Articles
“Feminine Discretion”
“Like a gold ring in a pig’s snout is a beautiful woman without discretion.”
(Proverbs 11:22)
This most vivid proverb is one of my all-time favorites because of the humorous mental picture it conjures. However, the lesson it teaches and its relevancy to our culture is no laughing matter.
Proverbs 11:22 invites us to imagine a beautiful and precious ornament, a golden ring. A ring made from such precious metal would be expensive, something to be worn for special occasions. Now imagine saving up for such a thing, taking it home and instead of wearing it yourself you slap it on a pig’s snout! No one will see the ring at an elegant celebration gilding the ears or nose of woman. Because a pig, not a woman, wears the ring, it will spend its life rooting around in mud and the excrement of its wearer. What a waste!
Wisdom calls us to compare that precious ring to a woman’s beauty. God created women with natural beauty. But that beauty, like all gifts from God, is sacred. Physical beauty is as powerful and deceptive as wealth.

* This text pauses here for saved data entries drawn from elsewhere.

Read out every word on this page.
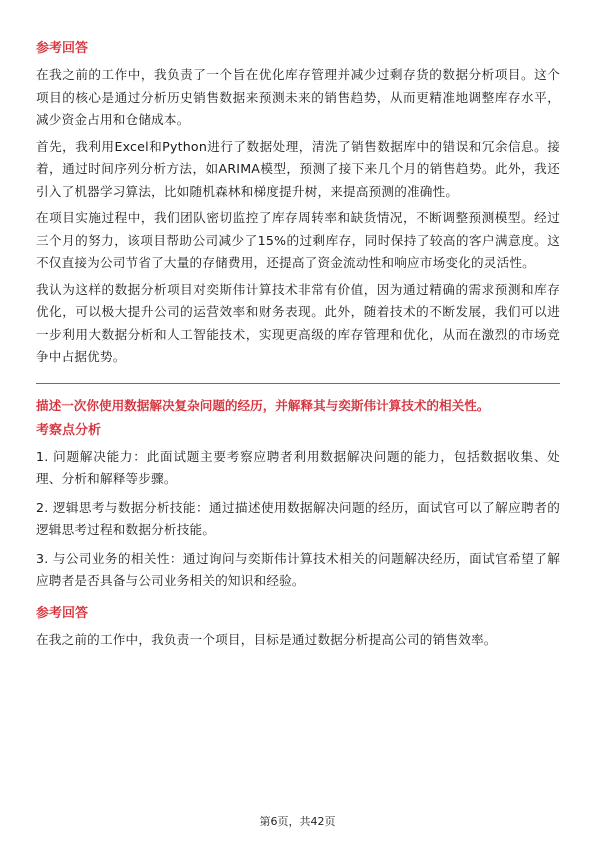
参考回答

在我之前的工作中，我负责了一个旨在优化库存管理并减少过剩存货的数据分析项目。这个项目的核心是通过分析历史销售数据来预测未来的销售趋势，从而更精准地调整库存水平，减少资金占用和仓储成本。

首先，我利用Excel和Python进行了数据处理，清洗了销售数据库中的错误和冗余信息。接着，通过时间序列分析方法，如ARIMA模型，预测了接下来几个月的销售趋势。此外，我还引入了机器学习算法，比如随机森林和梯度提升树，来提高预测的准确性。

在项目实施过程中，我们团队密切监控了库存周转率和缺货情况，不断调整预测模型。经过三个月的努力，该项目帮助公司减少了15%的过剩库存，同时保持了较高的客户满意度。这不仅直接为公司节省了大量的存储费用，还提高了资金流动性和响应市场变化的灵活性。

我认为这样的数据分析项目对奕斯伟计算技术非常有价值，因为通过精确的需求预测和库存优化，可以极大提升公司的运营效率和财务表现。此外，随着技术的不断发展，我们可以进一步利用大数据分析和人工智能技术，实现更高级的库存管理和优化，从而在激烈的市场竞争中占据优势。

描述一次你使用数据解决复杂问题的经历，并解释其与奕斯伟计算技术的相关性。
考察点分析

1. 问题解决能力：此面试题主要考察应聘者利用数据解决问题的能力，包括数据收集、处理、分析和解释等步骤。

2. 逻辑思考与数据分析技能：通过描述使用数据解决问题的经历，面试官可以了解应聘者的逻辑思考过程和数据分析技能。

3. 与公司业务的相关性：通过询问与奕斯伟计算技术相关的问题解决经历，面试官希望了解应聘者是否具备与公司业务相关的知识和经验。

参考回答

在我之前的工作中，我负责一个项目，目标是通过数据分析提高公司的销售效率。

第6页，共42页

Like wealth, a woman’s outward beauty can betray her into trusting in it for security, purpose and self-worth. “Charm is deceitful and beauty is vain," wisdom says (Prov. 31:30a).

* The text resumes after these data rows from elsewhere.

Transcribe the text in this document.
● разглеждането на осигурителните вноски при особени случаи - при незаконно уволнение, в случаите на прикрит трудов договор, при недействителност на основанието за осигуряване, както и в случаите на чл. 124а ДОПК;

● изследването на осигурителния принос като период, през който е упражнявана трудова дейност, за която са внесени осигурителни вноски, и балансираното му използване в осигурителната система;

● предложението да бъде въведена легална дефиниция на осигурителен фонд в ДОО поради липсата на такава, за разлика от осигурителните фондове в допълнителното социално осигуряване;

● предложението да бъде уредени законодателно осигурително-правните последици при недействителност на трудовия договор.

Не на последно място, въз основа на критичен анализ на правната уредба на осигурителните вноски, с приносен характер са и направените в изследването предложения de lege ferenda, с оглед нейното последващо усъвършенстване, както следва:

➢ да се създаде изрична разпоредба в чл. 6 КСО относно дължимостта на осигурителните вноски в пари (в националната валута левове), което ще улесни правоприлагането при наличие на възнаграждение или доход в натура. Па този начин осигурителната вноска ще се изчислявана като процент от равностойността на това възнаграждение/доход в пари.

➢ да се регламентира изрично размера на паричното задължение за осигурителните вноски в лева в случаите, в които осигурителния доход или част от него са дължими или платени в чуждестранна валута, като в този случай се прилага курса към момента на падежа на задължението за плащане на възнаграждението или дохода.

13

When a woman makes choices that reflect an improper understanding of her beauty she cheapens herself. She seeks for her identity in a corruptible physical characteristic. It is a futile endeavor. “A woman who fears the LORD is to be praised” (Prov. 31:30b) because she has found her value and purpose in her Creator who endowed her with an “imperishable beauty” (1 Pet. 3:4).
For a woman’s beauty to achieve its divine purpose it must be displayed with “discretion.” Like a precious ring in a pig’s snout, the attractiveness of a woman is nullified by her lack of discretion. A golden ornament and a pig are as incongruous as a beautiful woman who has no taste.The term “discretion” or “taste” (NET) can refer to physical taste (Ex. 16:31), intellectual discretion (1 Sam. 25:33) or ethical judgment (Psa. 119:66). Here, it probably means the latter. The proverb is describing a woman who has no moral sense of propriety or good taste. She puts her beauty to wrong uses.

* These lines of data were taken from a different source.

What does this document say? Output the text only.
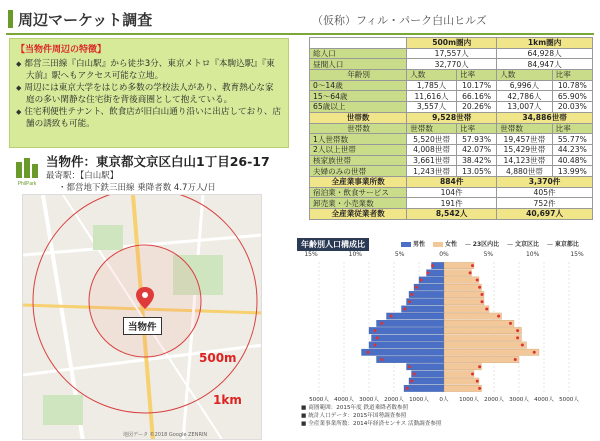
周辺マーケット調査	（仮称）フィル・パーク白山ヒルズ
【当物件周辺の特徴】
◆ 都営三田線『白山駅』から徒歩3分、東京メトロ『本駒込駅』『東大前』駅へもアクセス可能な立地。
◆ 周辺には東京大学をはじめ多数の学校法人があり、教育熱心な家庭の多い閑静な住宅街を背後商圏として抱えている。
◆ 住宅利便性テナント、飲食店が旧白山通り沿いに出店しており、店舗の誘致も可能。
PhilPark
当物件：東京都文京区白山1丁目26-17
最寄駅：【白山駅】
・都営地下鉄三田線 乗降者数 4.7万人/日
500m
1km
当物件
地図データ ©2018 Google ZENRIN
	500m圏内		1km圏内	
総人口	17,557人		64,928人	
昼間人口	32,770人		84,947人	
年齢別	人数	比率	人数	比率
0～14歳	1,785人	10.17%	6,996人	10.78%
15～64歳	11,616人	66.16%	42,786人	65.90%
65歳以上	3,557人	20.26%	13,007人	20.03%
世帯数	9,528世帯		34,886世帯	
世帯数	世帯数	比率	世帯数	比率
1人世帯数	5,520世帯	57.93%	19,457世帯	55.77%
2人以上世帯	4,008世帯	42.07%	15,429世帯	44.23%
核家族世帯	3,661世帯	38.42%	14,123世帯	40.48%
夫婦のみの世帯	1,243世帯	13.05%	4,880世帯	13.99%
全産業事業所数	884件		3,370件	
宿泊業・飲食サービス	104件		405件	
卸売業・小売業数	191件		752件	
全産業従業者数	8,542人		40,697人	
年齢別人口構成比	男性	女性 — 23区内比 — 文京区比 — 東京都比
15%	10%	5%	0%	5%	10%	15%
5000人 4000人 3000人 2000人 1000人 0人 1000人 2000人 3000人 4000人 5000人
■ 商圏範囲：2015年度 鉄道乗降者数参照
■ 統計人口データ：2015年国勢調査参照
■ 全産業事業所数：2014年経済センサス 活動調査参照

In this age of digital-hyper-documentation, a woman’s online media presence can easily turn into a 24-7 fashion show. Young women already feel pressured by society to look a certain way and when they can't live up to this unrealistic and unattainable standard, they develop low self-esteem and an unhealthy self-image. Couple that with fathers shirking their responsibility to guide their daughters to a correct view of themselves and you have a cocktail for disaster.
Some think, “If I put on this outfit, show a little here, a little more there, then maybe I will feel good about myself.” Men, if you don’t believe me that women are saying this to themselves when they go shopping or look in the mirror then start an Instagram account. Never mind. Don’t.
A woman with such distorted concepts of beauty will never find self-confidence or self-worth. Instead, she will find just the opposite. She will only further objectify herself and degrade her divine reflection. She will be doomed to feelings of inadequacy, purposelessness and insecurity. She will never have enough adoration, digital likes or verbal compliments to substitute for the divine acceptance, which is the only acceptance we really need.
This is the ring on the pig’s snout. Physical beauty is not a trinket to be used to lure men. Beauty must be used with caution, with taste, with propriety, with “modesty” (1 Tim. 2:9; 1 Pet. 3:3-4).
But this inward adornment of the gospel is not just a responsibility for Christian women. Men have created the problem of female insecurity and it will be up to men behaving like real men to solve it. It begins with what men allow their eyes to behold (Job 31:1; Mt. 5:27-30), how men speak to women, what men expect on a date, what men look for in a marriage partner, and, most importantly, how men treat their spouse and what men teach their daughters, which is the same thing.